Source: BuzzFeed.com, An Annotated Guide to Images from the Anti-BP Movement
A fair question, isn’t it? BP has created a mess for itself, for the world. The brand is under attack from all directions, and rightly so. Media coverage and public outrage have taken on a life of their own. Every second of every day, someone somewhere is slamming BP for its perceived incompetence.
Does the BP brand have a future beyond this perilous oil leak?
Well, the answer depends largely on one big thing: stopping the leak… and stopping it fast.
In a crisis, people want a sincere and swift response, but more importantly swift action. All they really care about is resolution. Saying “we’ve got a problem and we’re doing x, y and z” doesn’t cut it, especially when the problem is inflicting extraordinary damage to our environment and x, y and z are failing.
I’ve said this before, but let me say it again: nothing depicts a brand more strongly than its own actions. BP can say all they want, but the live BP feed of the oil gushing out from the blown oil well drowns the brand out every time. In this way, I agree strongly with Garland Pollard of BrandlandUSA: the best thing BP can do is stop the leak and show the world a live feed in which not one more speck of oil is contaminating our environment (see Garland’s post on BP’s brand crisis).
BP is one of those companies that’s invested heavily in building brand equity and a strong corporate image to establish credibility and trustworthiness. Usually, the more an organization invests in those efforts, the more resilient it will be when facing a crisis.
But this is one belligerent storm BP has conjured. If BP had managed to stop the hemorrhaging much earlier, the story would be different. But with each passing day without resolution, hope for the BP brand fades.
Some will talk about how to better manage the crisis. This is fair as I do believe BP could significantly improve its response.
Regardless, barring some dramatic development, the BP brand is surely forever tarnished. Brands do tend to take on associations with noteworthy events. When I say Exxon, you think Exxon Valdez. When I say Union Carbide, you think Bhopal. When I say AIG, you think greed.
In this same way, I’m not sure BP can recover. BP’s association with this horrific oil leak is now so strong, the mere mention of BP in the future will evoke a total recall of the current nightmare. The brand is forever linked to this blown oil well and the damage it’s causing, not to mention the perceived incompetence of BP with its inability to plug the leak.
Advertising, public relations and communications can go far in creating and influencing favorable associations with a brand, but what counts most are concrete actions to back it all up.
At the end of the day, to paraphrase John Wooden, you need to focus first and foremost on your character rather than your reputation; character is what you really are, while reputation is merely what others think you are.
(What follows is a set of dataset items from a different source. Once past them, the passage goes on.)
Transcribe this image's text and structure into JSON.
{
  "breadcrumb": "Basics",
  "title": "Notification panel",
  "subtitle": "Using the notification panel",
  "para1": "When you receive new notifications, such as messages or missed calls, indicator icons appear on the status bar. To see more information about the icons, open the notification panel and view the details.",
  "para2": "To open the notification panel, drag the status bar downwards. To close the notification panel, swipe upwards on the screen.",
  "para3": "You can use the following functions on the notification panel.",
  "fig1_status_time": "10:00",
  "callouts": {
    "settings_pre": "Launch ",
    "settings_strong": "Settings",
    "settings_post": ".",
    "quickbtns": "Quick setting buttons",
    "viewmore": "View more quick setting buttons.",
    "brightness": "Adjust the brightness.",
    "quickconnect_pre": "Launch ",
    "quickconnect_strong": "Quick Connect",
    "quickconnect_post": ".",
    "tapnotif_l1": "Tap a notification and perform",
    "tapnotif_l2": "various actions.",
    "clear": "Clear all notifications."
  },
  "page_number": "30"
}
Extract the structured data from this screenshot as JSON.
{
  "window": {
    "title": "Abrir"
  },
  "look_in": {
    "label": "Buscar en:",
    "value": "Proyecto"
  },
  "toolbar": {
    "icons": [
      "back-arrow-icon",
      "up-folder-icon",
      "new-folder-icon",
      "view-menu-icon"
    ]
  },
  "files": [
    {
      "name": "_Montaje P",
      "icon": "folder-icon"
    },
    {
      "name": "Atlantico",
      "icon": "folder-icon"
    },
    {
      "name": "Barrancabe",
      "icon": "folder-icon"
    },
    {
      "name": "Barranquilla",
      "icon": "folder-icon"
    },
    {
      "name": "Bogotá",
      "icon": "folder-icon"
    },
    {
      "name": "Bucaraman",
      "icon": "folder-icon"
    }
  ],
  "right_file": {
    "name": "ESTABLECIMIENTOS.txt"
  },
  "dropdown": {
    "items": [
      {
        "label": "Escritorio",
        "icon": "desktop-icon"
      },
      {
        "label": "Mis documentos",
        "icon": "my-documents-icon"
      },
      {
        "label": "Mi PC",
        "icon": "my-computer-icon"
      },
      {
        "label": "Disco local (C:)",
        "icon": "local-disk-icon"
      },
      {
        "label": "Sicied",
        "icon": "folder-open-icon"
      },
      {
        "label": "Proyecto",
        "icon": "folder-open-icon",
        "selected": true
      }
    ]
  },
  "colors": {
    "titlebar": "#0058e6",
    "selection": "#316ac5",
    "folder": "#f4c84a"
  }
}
Guard your reputation, absolutely. But guard your character, that’s essential. And so, if it’s true that BP took shortcuts in its operations that led to this horrific event in the Gulf of Mexico, then clearly the company lost sight of that latter responsibility… and that more anything would suggest little hope for the BP brand.
All that said, let me say that I know behind the BP brand stands many hard-working people, people who believe in the best of BP, people who believe in preserving the environment and working responsibly… they believe, like many of us do, in creating a better world.
To them, I offer the following words from Bruce Barton: “Nothing splendid has ever been achieved except by those who dared believe that something inside of them was superior to circumstance.”
More than ever before, BP people need to drill deep inside of themselves and find the ingenuity and strength to resolve this problem and then continue pursuit of our shared mission to make the world better for future generations, whether they do so under the BP brand name or not.